Being a Jewish American has always had a plethora of meanings regarding my identity. It was not even until after my six childhood years in Hebrew school that I learned that I was not only religiously Jewish but ethnically Ashkenazi as well. Navigating this identity has proved challenging as I have always felt that there was no true way to define my struggles as a Jewish American.
There were three waves of immigration of Jews to the United States: that of Sephardic Jews, that of Western European Jews, and that of Eastern European Ashkenazi Jews. Sephardic and Western European Jews had an easier time acclimating to the U.S. than Eastern European Jews, denoting them as the Jewish Elite. They immigrated much earlier and had experienced much more similar to that of Western Culture. Along with that, Eastern European Jews immigrated much later in mass immigration from the 1880s to 1924 when immigration limits came into play, escaping the lack of freedom, poverty, and pogroms in the Eastern European rural towns. Therefore, these Eastern European Ashkenazi Jews typically ended up in unskilled labor positions such as in the garment industry. I hope to examine how Ashkenazi Eastern European Jews operate their identity both amongst other Jews and Gentiles.

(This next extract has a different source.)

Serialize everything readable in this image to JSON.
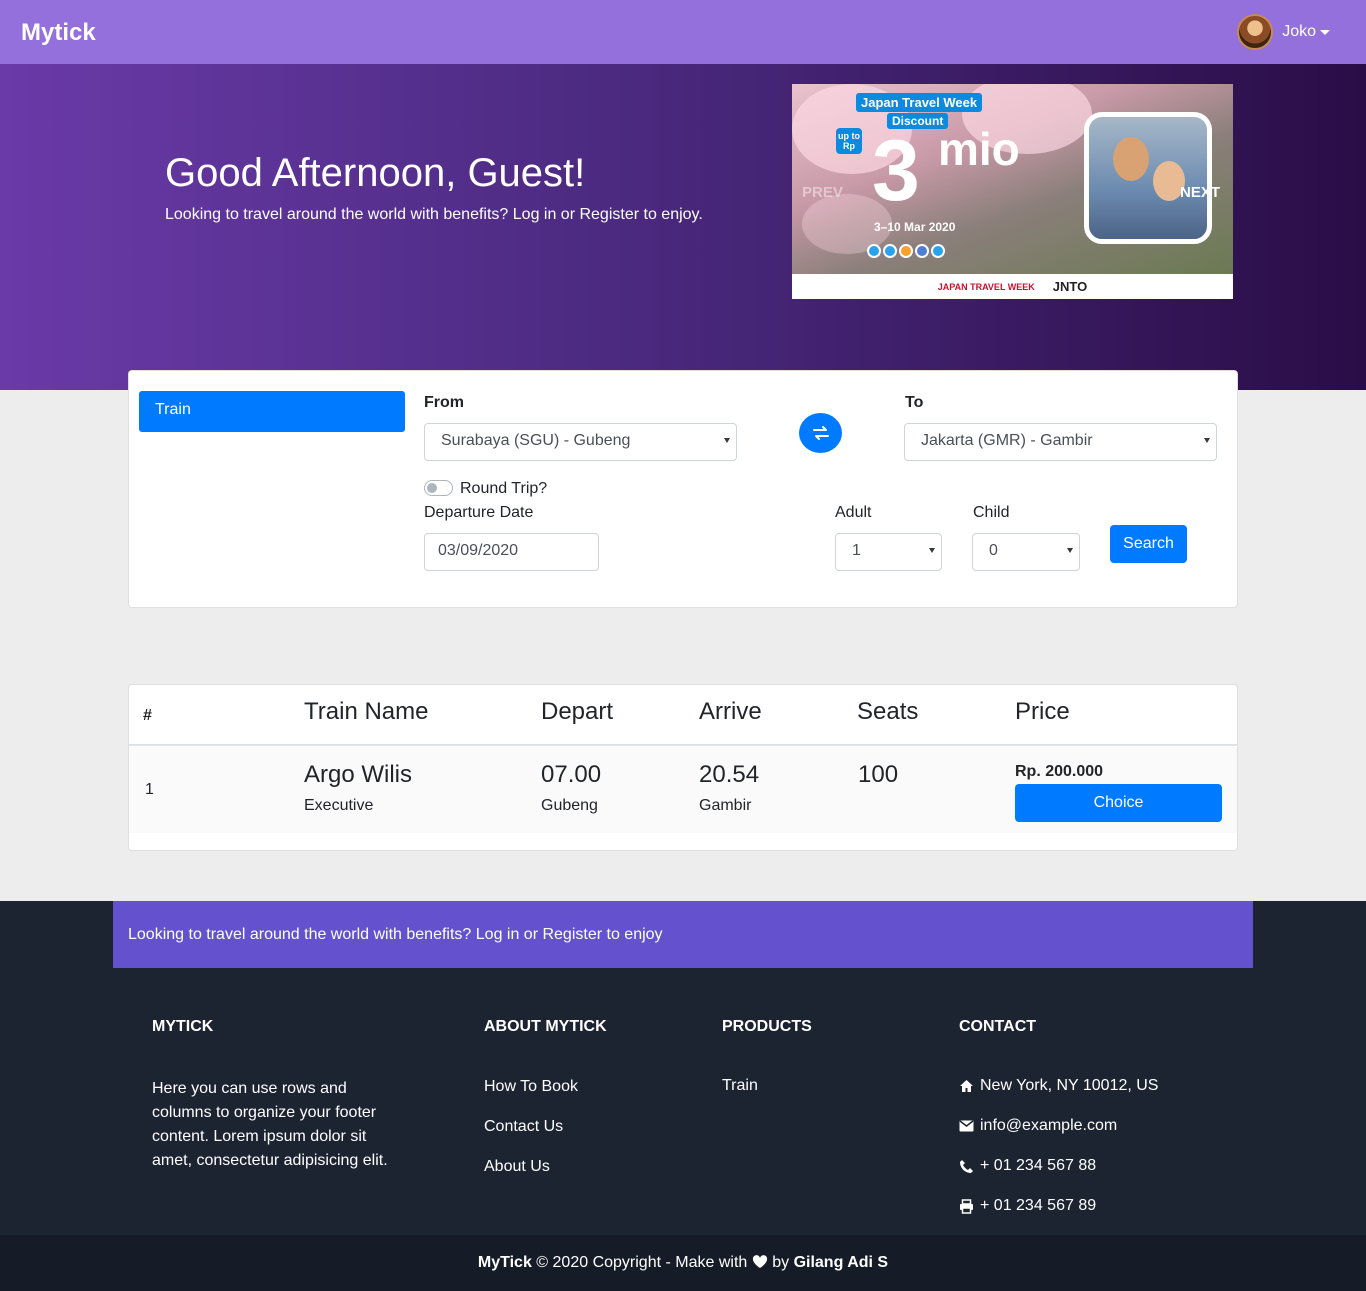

In Bonacich’s 1973 “A Theory of Middleman Minorities” notes that middleman minorities occupy intermediate economic roles rather than the low-level roles typically possessed by other ethnic minorities. These middlemen “tend to concentrate in certain occupations, notably trade and commerce,” and they “play the role of middleman between producer and consumer, employer and employee, owner and renter, elite and masses” (Bonacich 583). We see this in the Ashkenazi Jewish economic position as they operate both with other Jews and Gentiles in the garment industry, working in menial but not low-level positions. Even amongst the Jewish elite, they operate in a higher-level position than other ethnic minorities and even amongst other Jews but still operate as minorities as they cannot surpass the position of the white elite.

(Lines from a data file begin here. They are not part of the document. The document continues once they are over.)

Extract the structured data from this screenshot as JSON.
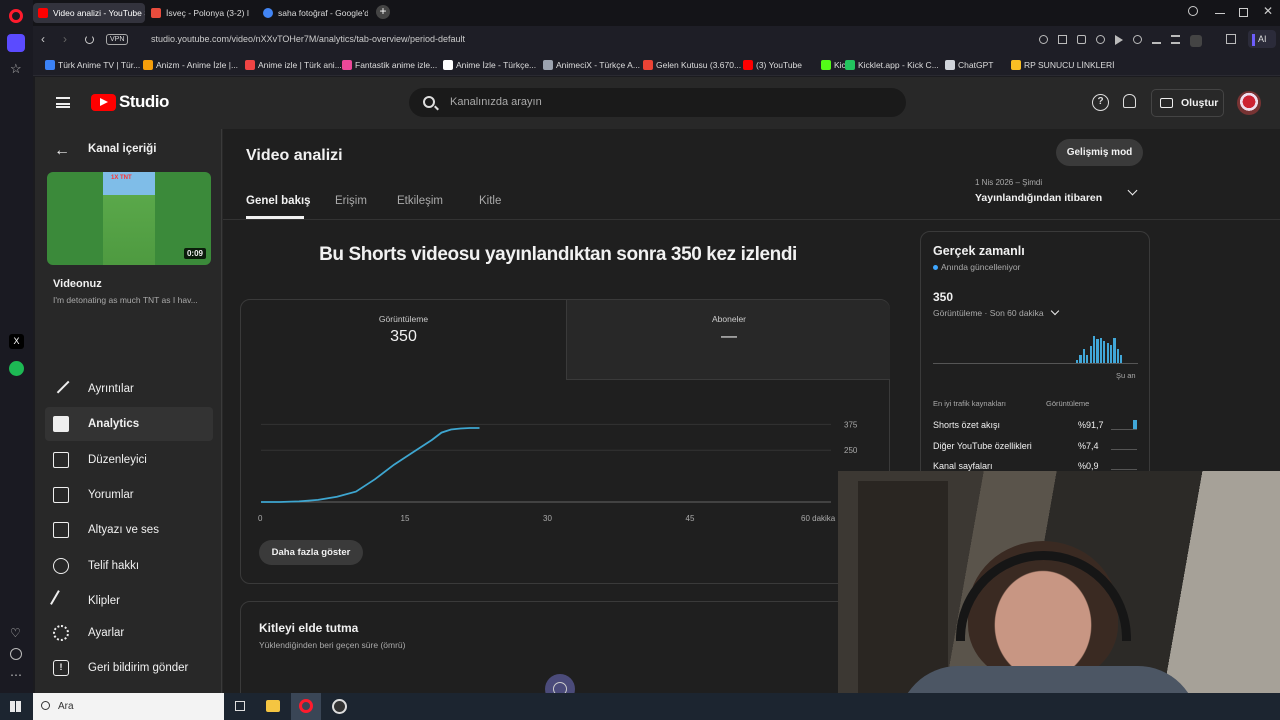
{
  "browser": {
    "tabs": [
      {
        "label": "Video analizi - YouTube S",
        "color": "#ff0000",
        "active": true
      },
      {
        "label": "İsveç - Polonya (3-2) I",
        "color": "#e84c3d",
        "active": false
      },
      {
        "label": "saha fotoğraf - Google'da",
        "color": "#4285f4",
        "active": false
      }
    ],
    "url": "studio.youtube.com/video/nXXvTOHer7M/analytics/tab-overview/period-default",
    "vpn_label": "VPN",
    "ai_label": "AI",
    "bookmarks": [
      {
        "label": "Türk Anime TV | Tür...",
        "color": "#3b82f6"
      },
      {
        "label": "Anizm - Anime İzle |...",
        "color": "#f59e0b"
      },
      {
        "label": "Anime izle | Türk ani...",
        "color": "#ef4444"
      },
      {
        "label": "Fantastik anime izle...",
        "color": "#ec4899"
      },
      {
        "label": "Anime İzle - Türkçe...",
        "color": "#ffffff"
      },
      {
        "label": "AnimeciX - Türkçe A...",
        "color": "#9ca3af"
      },
      {
        "label": "Gelen Kutusu (3.670...",
        "color": "#ea4335"
      },
      {
        "label": "(3) YouTube",
        "color": "#ff0000"
      },
      {
        "label": "Kick",
        "color": "#53fc18"
      },
      {
        "label": "Kicklet.app - Kick C...",
        "color": "#22c55e"
      },
      {
        "label": "ChatGPT",
        "color": "#d1d5db"
      },
      {
        "label": "RP SUNUCU LİNKLERİ",
        "color": "#fbbf24"
      }
    ]
  },
  "studio": {
    "logo_text": "Studio",
    "search_placeholder": "Kanalınızda arayın",
    "create_label": "Oluştur",
    "back_label": "Kanal içeriği",
    "video_duration": "0:09",
    "video_section_title": "Videonuz",
    "video_title": "I'm detonating as much TNT as I hav...",
    "thumbnail_text": "1X TNT",
    "nav": [
      {
        "label": "Ayrıntılar",
        "icon": "pencil-icon",
        "active": false
      },
      {
        "label": "Analytics",
        "icon": "analytics-icon",
        "active": true
      },
      {
        "label": "Düzenleyici",
        "icon": "editor-icon",
        "active": false
      },
      {
        "label": "Yorumlar",
        "icon": "comments-icon",
        "active": false
      },
      {
        "label": "Altyazı ve ses",
        "icon": "subtitles-icon",
        "active": false
      },
      {
        "label": "Telif hakkı",
        "icon": "copyright-icon",
        "active": false
      },
      {
        "label": "Klipler",
        "icon": "scissors-icon",
        "active": false
      }
    ],
    "settings_label": "Ayarlar",
    "feedback_label": "Geri bildirim gönder",
    "page_title": "Video analizi",
    "advanced_mode_label": "Gelişmiş mod",
    "tabs": [
      "Genel bakış",
      "Erişim",
      "Etkileşim",
      "Kitle"
    ],
    "period_top": "1 Nis 2026 – Şimdi",
    "period_label": "Yayınlandığından itibaren",
    "headline": "Bu Shorts videosu yayınlandıktan sonra 350 kez izlendi",
    "metrics": [
      {
        "label": "Görüntüleme",
        "value": "350"
      },
      {
        "label": "Aboneler",
        "value": "—"
      }
    ],
    "show_more_label": "Daha fazla göster",
    "retention_title": "Kitleyi elde tutma",
    "retention_subtitle": "Yüklendiğinden beri geçen süre (ömrü)",
    "realtime": {
      "title": "Gerçek zamanlı",
      "subtitle": "Anında güncelleniyor",
      "value": "350",
      "metric_label": "Görüntüleme · Son 60 dakika",
      "now_label": "Şu an",
      "sources_header": "En iyi trafik kaynakları",
      "sources_col": "Görüntüleme",
      "sources": [
        {
          "name": "Shorts özet akışı",
          "value": "%91,7"
        },
        {
          "name": "Diğer YouTube özellikleri",
          "value": "%7,4"
        },
        {
          "name": "Kanal sayfaları",
          "value": "%0,9"
        }
      ]
    }
  },
  "chart_data": {
    "type": "line",
    "title": "",
    "xlabel": "",
    "ylabel": "",
    "x_ticks": [
      "0",
      "15",
      "30",
      "45",
      "60 dakika"
    ],
    "y_ticks": [
      "375",
      "250"
    ],
    "xlim": [
      0,
      60
    ],
    "ylim": [
      0,
      420
    ],
    "series": [
      {
        "x": [
          0,
          2,
          4,
          6,
          8,
          10,
          12,
          14,
          16,
          18,
          19,
          20,
          21,
          22,
          23
        ],
        "values": [
          0,
          0,
          3,
          10,
          25,
          50,
          110,
          180,
          240,
          300,
          335,
          350,
          355,
          357,
          357
        ]
      }
    ],
    "color": "#3ea6d0",
    "grid": true
  },
  "realtime_bars": [
    0.1,
    0.3,
    0.5,
    0.3,
    0.6,
    0.95,
    0.85,
    0.9,
    0.8,
    0.7,
    0.65,
    0.9,
    0.5,
    0.3
  ],
  "taskbar": {
    "search_placeholder": "Ara"
  },
  "colors": {
    "accent": "#3ea6ff",
    "youtube_red": "#ff0000"
  }
}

This image shows a 1910 photograph of Jewish women working in the garment industry. Despite being paid low levels at these positions, they were still awarded some opportunity to earn a living and socially mobilize. In fact, the garment industry allowed many impoverished Ashkenazi immigrants to move up in position or to raise funding to move into the up-and-coming cinema industry. This industry, being so largely new, did not require prior experience, and led to many Jewish immigrants shifting from the garment industry to the film industry. These intermediate-level positions saw the accumulation of Jewish immigrants and allowed for some social mobility.